THE confluence of two quite different vocal traditions produced a concert of exceptional beauty in the austere surroundings of the Wesley Church in Barton. The Song Company, singers very much in the western style of harmony and polyphony, were joined by Palestinian singer Oday Al Khatib from a contrasting tradition of modal melody and rhythm.
It has been a few years since I last heard The Song Company and in that time the artistic direction has transferred from Roland Peelman to Antony Pitts and most of the singers have changed over as well. Their skills as a small vocal ensemble have been in no way diminished and if this concert is representative perhaps enhanced in the presentation of early sacred music.
The concert was a mix of renaissance and baroque church music by Henry Purcell, Thomas Tallis and Gregorio Allegri interspersed with songs in Arabic by Oday al Khatib.
There was a brief spoken introduction by Antony Pitts, where it was suggested that applause could wait until the end of the concert and the music started. The opening Purcell motet was sung with the choir off to the side in the choir stalls, out of sight of the audience in the nave. They moved to the stage for another short work by Tallis followed by Al Khatib entering from the back singing solo. Simple but effective theatrics and superb singing.

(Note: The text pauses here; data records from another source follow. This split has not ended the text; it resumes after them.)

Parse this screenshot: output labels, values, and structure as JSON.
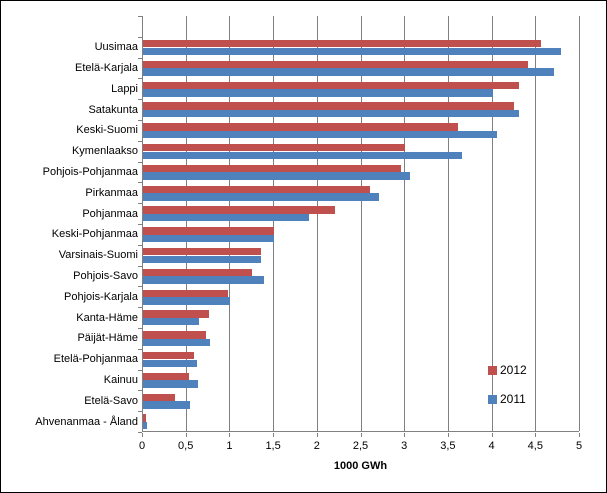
{
  "chart_data": {
    "type": "bar",
    "orientation": "horizontal",
    "title": "",
    "xlabel": "1000 GWh",
    "ylabel": "",
    "xlim": [
      0,
      5
    ],
    "grid": true,
    "legend_position": "inside-right",
    "categories": [
      "Uusimaa",
      "Etelä-Karjala",
      "Lappi",
      "Satakunta",
      "Keski-Suomi",
      "Kymenlaakso",
      "Pohjois-Pohjanmaa",
      "Pirkanmaa",
      "Pohjanmaa",
      "Keski-Pohjanmaa",
      "Varsinais-Suomi",
      "Pohjois-Savo",
      "Pohjois-Karjala",
      "Kanta-Häme",
      "Päijät-Häme",
      "Etelä-Pohjanmaa",
      "Kainuu",
      "Etelä-Savo",
      "Ahvenanmaa - Åland"
    ],
    "series": [
      {
        "name": "2012",
        "color": "#C0504D",
        "values": [
          4.55,
          4.4,
          4.3,
          4.25,
          3.6,
          3.0,
          2.95,
          2.6,
          2.2,
          1.5,
          1.35,
          1.25,
          0.97,
          0.75,
          0.72,
          0.58,
          0.53,
          0.37,
          0.03
        ]
      },
      {
        "name": "2011",
        "color": "#4F81BD",
        "values": [
          4.78,
          4.7,
          4.0,
          4.3,
          4.05,
          3.65,
          3.05,
          2.7,
          1.9,
          1.5,
          1.35,
          1.38,
          1.0,
          0.64,
          0.77,
          0.62,
          0.63,
          0.54,
          0.05
        ]
      }
    ],
    "x_ticks": [
      {
        "value": 0,
        "label": "0"
      },
      {
        "value": 0.5,
        "label": "0,5"
      },
      {
        "value": 1,
        "label": "1"
      },
      {
        "value": 1.5,
        "label": "1,5"
      },
      {
        "value": 2,
        "label": "2"
      },
      {
        "value": 2.5,
        "label": "2,5"
      },
      {
        "value": 3,
        "label": "3"
      },
      {
        "value": 3.5,
        "label": "3,5"
      },
      {
        "value": 4,
        "label": "4"
      },
      {
        "value": 4.5,
        "label": "4,5"
      },
      {
        "value": 5,
        "label": "5"
      }
    ]
  },
  "colors": {
    "grid": "#808080",
    "axis": "#808080",
    "border": "#000000",
    "background": "#FFFFFF",
    "text": "#000000"
  }
}
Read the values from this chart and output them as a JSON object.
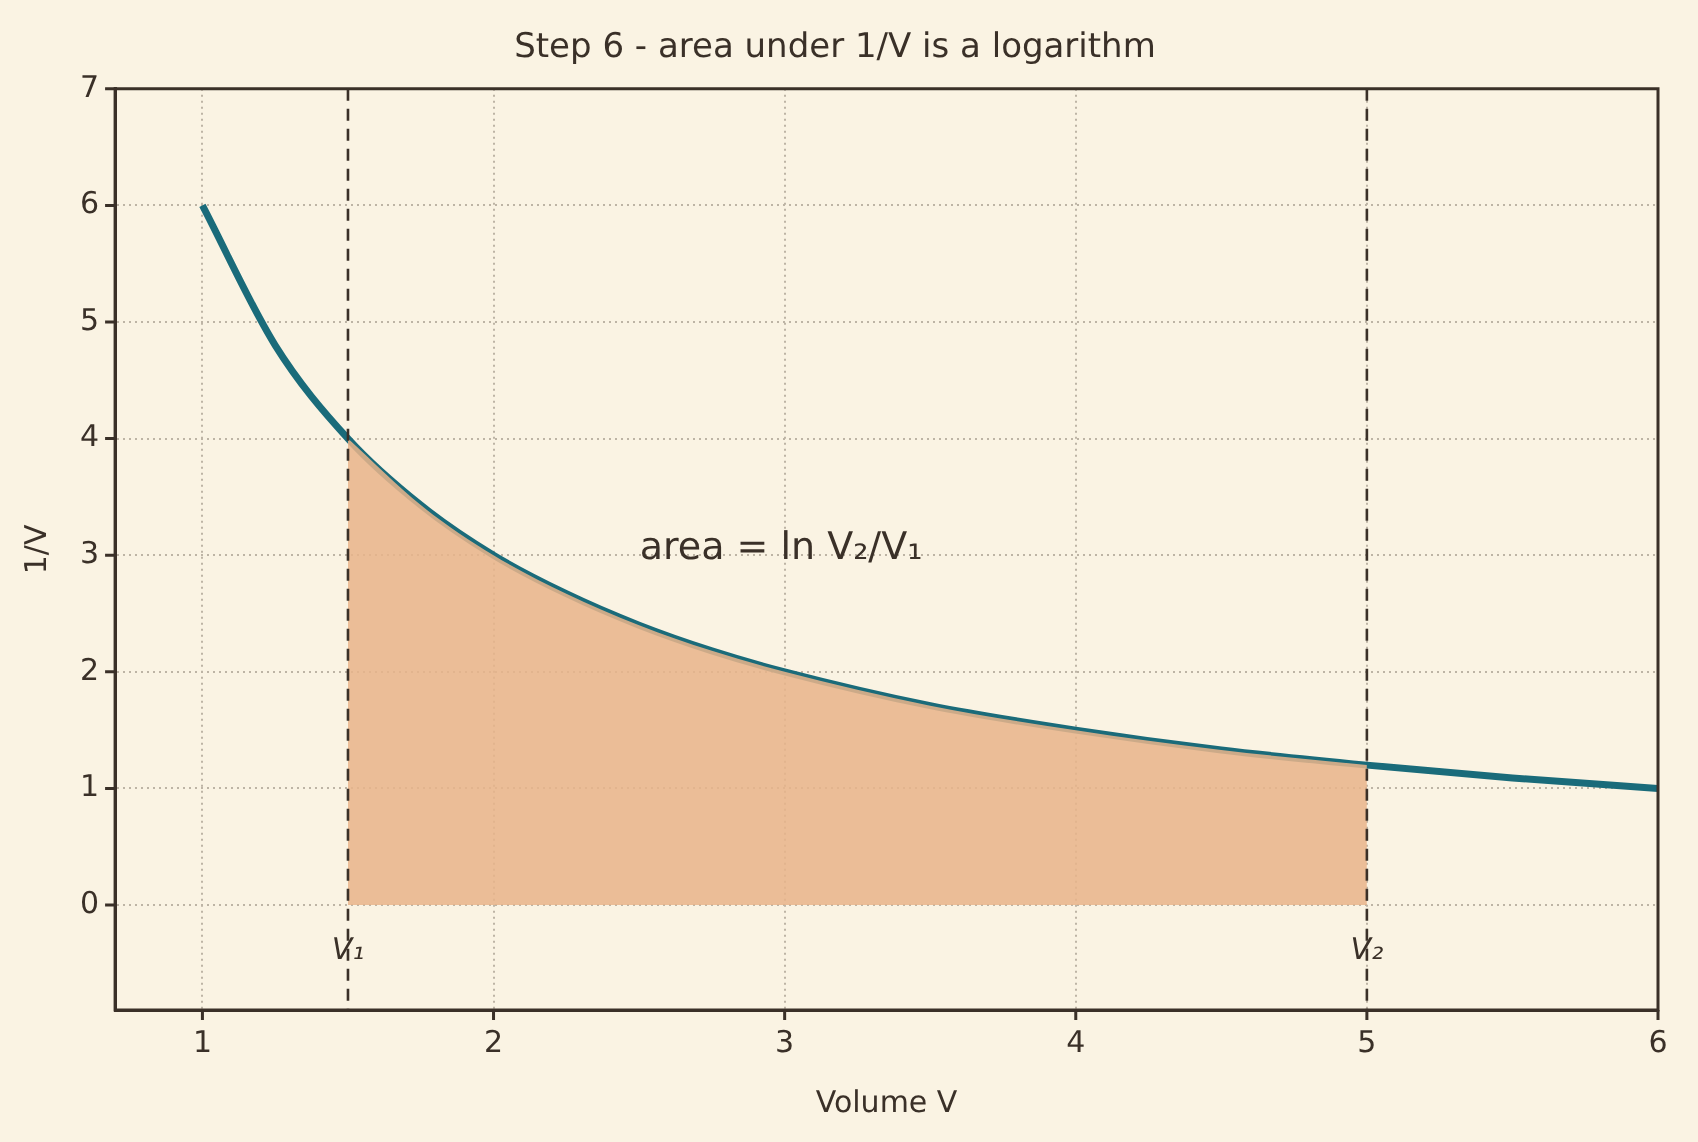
{
  "chart_data": {
    "type": "line",
    "title": "Step 6 - area under 1/V is a logarithm",
    "xlabel": "Volume V",
    "ylabel": "1/V",
    "series": [
      {
        "type": "area",
        "color": "#e8b48a",
        "x": [
          1.5,
          1.75,
          2,
          2.25,
          2.5,
          2.75,
          3,
          3.5,
          4,
          4.5,
          5
        ],
        "values": [
          4,
          3.43,
          3,
          2.67,
          2.4,
          2.18,
          2,
          1.71,
          1.5,
          1.33,
          1.2
        ]
      },
      {
        "color": "#1a6b7a",
        "x": [
          1,
          1.25,
          1.5,
          1.75,
          2,
          2.25,
          2.5,
          2.75,
          3,
          3.5,
          4,
          4.5,
          5,
          5.5,
          6
        ],
        "values": [
          6,
          4.8,
          4,
          3.43,
          3,
          2.67,
          2.4,
          2.18,
          2,
          1.71,
          1.5,
          1.33,
          1.2,
          1.09,
          1
        ]
      }
    ],
    "ref_lines": [
      {
        "axis": "x",
        "value": 1.5,
        "label": "V₁",
        "color": "#3a3028",
        "line_style": "dashed"
      },
      {
        "axis": "x",
        "value": 5,
        "label": "V₂",
        "color": "#3a3028",
        "line_style": "dashed"
      }
    ],
    "annotations": [
      "area = ln V₂/V₁"
    ],
    "xlim": [
      0.7,
      6
    ],
    "xticks": [
      1,
      2,
      3,
      4,
      5,
      6
    ],
    "ylim": [
      -0.9,
      7
    ],
    "yticks": [
      0,
      1,
      2,
      3,
      4,
      5,
      6,
      7
    ],
    "grid": true,
    "legend": false,
    "marker": "none",
    "line_style": "solid"
  }
}
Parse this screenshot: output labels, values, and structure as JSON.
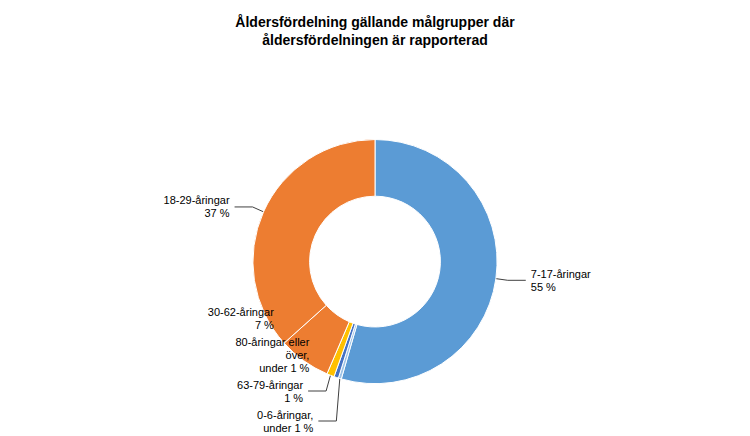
{
  "chart_data": {
    "type": "donut",
    "title": "Åldersfördelning gällande målgrupper där\nåldersfördelningen är rapporterad",
    "categories": [
      "7-17-åringar\n55 %",
      "0-6-åringar,\nunder 1 %",
      "80-åringar eller\növer,\nunder 1 %",
      "63-79-åringar\n1 %",
      "30-62-åringar\n7 %",
      "18-29-åringar\n37 %"
    ],
    "values": [
      55,
      0.4,
      0.6,
      1,
      7,
      37
    ],
    "colors": [
      "#5B9BD5",
      "#9DC3E6",
      "#4472C4",
      "#FFC000",
      "#ED7D31",
      "#ED7D31"
    ]
  }
}
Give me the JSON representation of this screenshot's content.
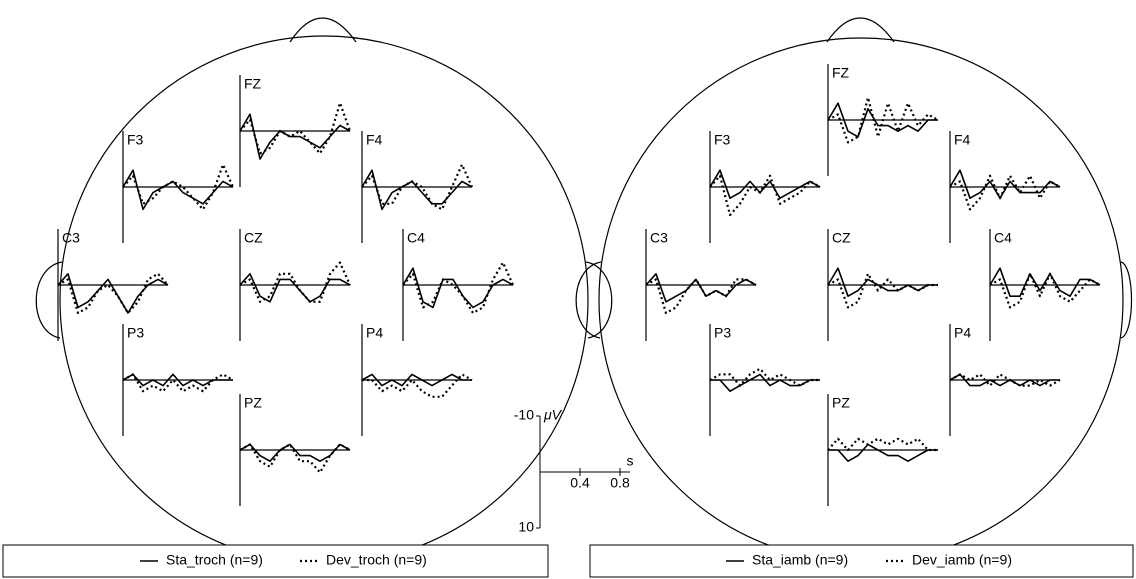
{
  "chart_data": [
    {
      "type": "erp-head",
      "x": [
        0,
        0.1,
        0.2,
        0.3,
        0.4,
        0.5,
        0.6,
        0.7,
        0.8,
        0.9,
        1.0,
        1.1
      ],
      "xlim": [
        0,
        1.1
      ],
      "ylim": [
        -10,
        10
      ],
      "y_inverted": true,
      "series": [
        {
          "name": "Sta_troch (n=9)",
          "color": "#000000",
          "dash": "solid"
        },
        {
          "name": "Dev_troch (n=9)",
          "color": "#000000",
          "dash": "dotted"
        }
      ],
      "electrodes": [
        {
          "label": "F3",
          "values": [
            [
              0,
              -3,
              4,
              1,
              0,
              -1,
              1,
              2,
              3,
              1,
              -1,
              0
            ],
            [
              0,
              -2,
              3,
              2,
              0,
              -1,
              0,
              2,
              4,
              1,
              -4,
              0
            ]
          ]
        },
        {
          "label": "FZ",
          "values": [
            [
              0,
              -3,
              5,
              2,
              0,
              1,
              1,
              2,
              3,
              1,
              -1,
              0
            ],
            [
              0,
              -2,
              4,
              3,
              0,
              1,
              0,
              2,
              4,
              1,
              -5,
              0
            ]
          ]
        },
        {
          "label": "F4",
          "values": [
            [
              0,
              -3,
              4,
              1,
              0,
              -1,
              1,
              3,
              3,
              1,
              -1,
              0
            ],
            [
              0,
              -2,
              3,
              3,
              0,
              -1,
              0,
              3,
              4,
              0,
              -4,
              0
            ]
          ]
        },
        {
          "label": "C3",
          "values": [
            [
              0,
              -2,
              4,
              3,
              1,
              -1,
              2,
              5,
              2,
              0,
              -1,
              0
            ],
            [
              0,
              -1,
              5,
              4,
              1,
              0,
              2,
              5,
              3,
              -1,
              -2,
              0
            ]
          ]
        },
        {
          "label": "CZ",
          "values": [
            [
              0,
              -2,
              2,
              3,
              -1,
              -1,
              1,
              3,
              2,
              -1,
              -1,
              0
            ],
            [
              0,
              -1,
              3,
              2,
              -2,
              -2,
              1,
              3,
              3,
              -2,
              -4,
              0
            ]
          ]
        },
        {
          "label": "C4",
          "values": [
            [
              0,
              -3,
              3,
              4,
              -1,
              -1,
              2,
              4,
              3,
              0,
              -1,
              0
            ],
            [
              0,
              -2,
              4,
              3,
              -1,
              0,
              2,
              5,
              4,
              -1,
              -4,
              0
            ]
          ]
        },
        {
          "label": "P3",
          "values": [
            [
              0,
              -1,
              1,
              0,
              1,
              -1,
              1,
              0,
              1,
              0,
              0,
              0
            ],
            [
              0,
              -1,
              2,
              1,
              2,
              0,
              2,
              1,
              2,
              0,
              -1,
              0
            ]
          ]
        },
        {
          "label": "P4",
          "values": [
            [
              0,
              -1,
              1,
              0,
              1,
              -1,
              0,
              1,
              0,
              -1,
              0,
              0
            ],
            [
              0,
              0,
              2,
              1,
              2,
              0,
              2,
              3,
              3,
              1,
              -1,
              0
            ]
          ]
        },
        {
          "label": "PZ",
          "values": [
            [
              0,
              -1,
              1,
              2,
              0,
              -1,
              1,
              1,
              2,
              1,
              -1,
              0
            ],
            [
              0,
              -1,
              2,
              3,
              0,
              -1,
              2,
              2,
              4,
              1,
              -1,
              0
            ]
          ]
        }
      ]
    },
    {
      "type": "erp-head",
      "x": [
        0,
        0.1,
        0.2,
        0.3,
        0.4,
        0.5,
        0.6,
        0.7,
        0.8,
        0.9,
        1.0,
        1.1
      ],
      "xlim": [
        0,
        1.1
      ],
      "ylim": [
        -10,
        10
      ],
      "y_inverted": true,
      "series": [
        {
          "name": "Sta_iamb (n=9)",
          "color": "#000000",
          "dash": "solid"
        },
        {
          "name": "Dev_iamb (n=9)",
          "color": "#000000",
          "dash": "dotted"
        }
      ],
      "electrodes": [
        {
          "label": "F3",
          "values": [
            [
              0,
              -3,
              2,
              1,
              -1,
              1,
              -1,
              2,
              1,
              0,
              -1,
              0
            ],
            [
              0,
              -2,
              5,
              3,
              0,
              1,
              -2,
              3,
              2,
              1,
              -1,
              0
            ]
          ]
        },
        {
          "label": "FZ",
          "values": [
            [
              0,
              -3,
              2,
              3,
              -2,
              1,
              1,
              2,
              1,
              2,
              0,
              0
            ],
            [
              0,
              -1,
              4,
              3,
              -4,
              3,
              -3,
              2,
              -3,
              1,
              -1,
              0
            ]
          ]
        },
        {
          "label": "F4",
          "values": [
            [
              0,
              -3,
              2,
              1,
              -1,
              2,
              -1,
              1,
              1,
              1,
              -1,
              0
            ],
            [
              0,
              -1,
              4,
              2,
              -2,
              2,
              -2,
              1,
              -2,
              2,
              -1,
              0
            ]
          ]
        },
        {
          "label": "C3",
          "values": [
            [
              0,
              -2,
              3,
              2,
              1,
              -1,
              2,
              1,
              2,
              0,
              -1,
              0
            ],
            [
              0,
              -1,
              5,
              4,
              1,
              -1,
              2,
              1,
              2,
              -1,
              -1,
              0
            ]
          ]
        },
        {
          "label": "CZ",
          "values": [
            [
              0,
              -3,
              2,
              1,
              -1,
              0,
              1,
              1,
              0,
              1,
              0,
              0
            ],
            [
              0,
              -1,
              4,
              3,
              -2,
              1,
              -1,
              1,
              0,
              1,
              0,
              0
            ]
          ]
        },
        {
          "label": "C4",
          "values": [
            [
              0,
              -3,
              2,
              2,
              -2,
              1,
              -2,
              1,
              2,
              -1,
              -1,
              0
            ],
            [
              0,
              -1,
              4,
              3,
              -2,
              2,
              -2,
              2,
              3,
              1,
              -1,
              0
            ]
          ]
        },
        {
          "label": "P3",
          "values": [
            [
              0,
              0,
              2,
              1,
              0,
              -1,
              1,
              0,
              1,
              1,
              0,
              0
            ],
            [
              0,
              -1,
              -1,
              1,
              -1,
              -2,
              0,
              -1,
              0,
              1,
              0,
              0
            ]
          ]
        },
        {
          "label": "P4",
          "values": [
            [
              0,
              -1,
              1,
              1,
              0,
              1,
              0,
              1,
              0,
              1,
              0,
              0
            ],
            [
              0,
              -1,
              0,
              -1,
              1,
              -1,
              0,
              1,
              1,
              0,
              1,
              0
            ]
          ]
        },
        {
          "label": "PZ",
          "values": [
            [
              0,
              0,
              2,
              1,
              -1,
              0,
              1,
              1,
              2,
              1,
              0,
              0
            ],
            [
              0,
              -2,
              0,
              -2,
              -1,
              -2,
              -1,
              -2,
              -1,
              -2,
              0,
              0
            ]
          ]
        }
      ]
    }
  ],
  "scale_bar": {
    "yticks": [
      -10,
      10
    ],
    "y_unit": "μV",
    "xticks": [
      0.4,
      0.8
    ],
    "x_unit": "s"
  }
}
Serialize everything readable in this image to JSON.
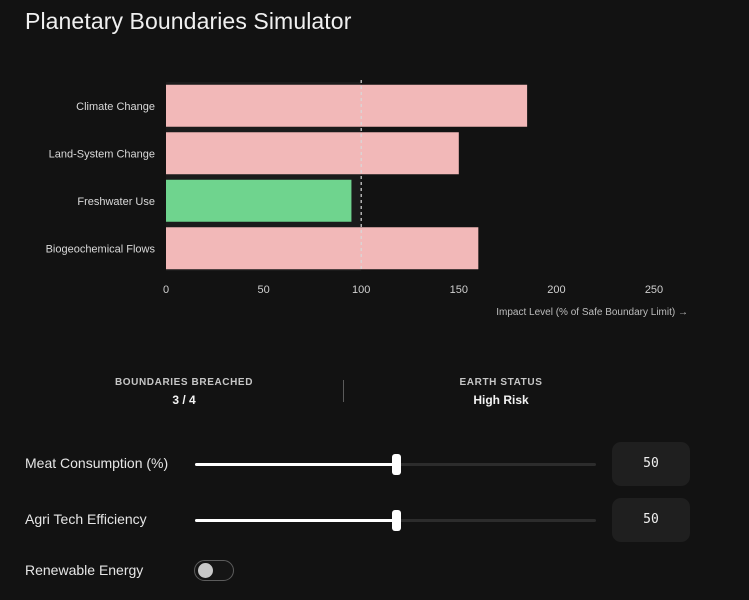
{
  "app": {
    "title": "Planetary Boundaries Simulator"
  },
  "chart_data": {
    "type": "bar",
    "orientation": "horizontal",
    "categories": [
      "Climate Change",
      "Land-System Change",
      "Freshwater Use",
      "Biogeochemical Flows"
    ],
    "values": [
      185,
      150,
      95,
      160
    ],
    "bar_colors": [
      "#f2b8b8",
      "#f2b8b8",
      "#6fd48e",
      "#f2b8b8"
    ],
    "xlim": [
      0,
      250
    ],
    "xticks": [
      "0",
      "50",
      "100",
      "150",
      "200",
      "250"
    ],
    "xlabel": "Impact Level (% of Safe Boundary Limit) →",
    "reference_line": 100,
    "grid": false,
    "colors": {
      "breached": "#f2b8b8",
      "safe": "#6fd48e",
      "reference_line": "#d8d8d8"
    }
  },
  "stats": {
    "breached_label": "BOUNDARIES BREACHED",
    "breached_value": "3 / 4",
    "status_label": "EARTH STATUS",
    "status_value": "High Risk"
  },
  "controls": {
    "meat": {
      "label": "Meat Consumption (%)",
      "value": 50,
      "value_text": "50",
      "min": 0,
      "max": 100
    },
    "agri": {
      "label": "Agri Tech Efficiency",
      "value": 50,
      "value_text": "50",
      "min": 0,
      "max": 100
    },
    "renewable": {
      "label": "Renewable Energy",
      "enabled": false
    }
  }
}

The two major western works were Tallis’ The Lamentations of Jeremiah and the well known Miserere by Allegri. The Lamentations were split into two, separated by two Palestinian songs and a total joy to hear. The Miserere was performed in what they describe as a more “authentic” version with one voice per part and at the correct pitch. The famous soprano line in the response sections seemed almost impossibly high and improved with each repetition.
Al Khatib’s contributions were a mix of solo songs and some with vocal backing from the Song Company. This posed some problems as Arabic music is essentially melodic and not given to harmonised backings. In the most part, it was done tastefully and sympathetically, though occasionally veering into sounding like a 1960s “Swingle Singers Go Arabic” LP. Still, it did not distract from the glories of Oday Al Khatib’s voice. He is one of those singers who you feel simply privileged to have heard and a concert that will linger in the memory.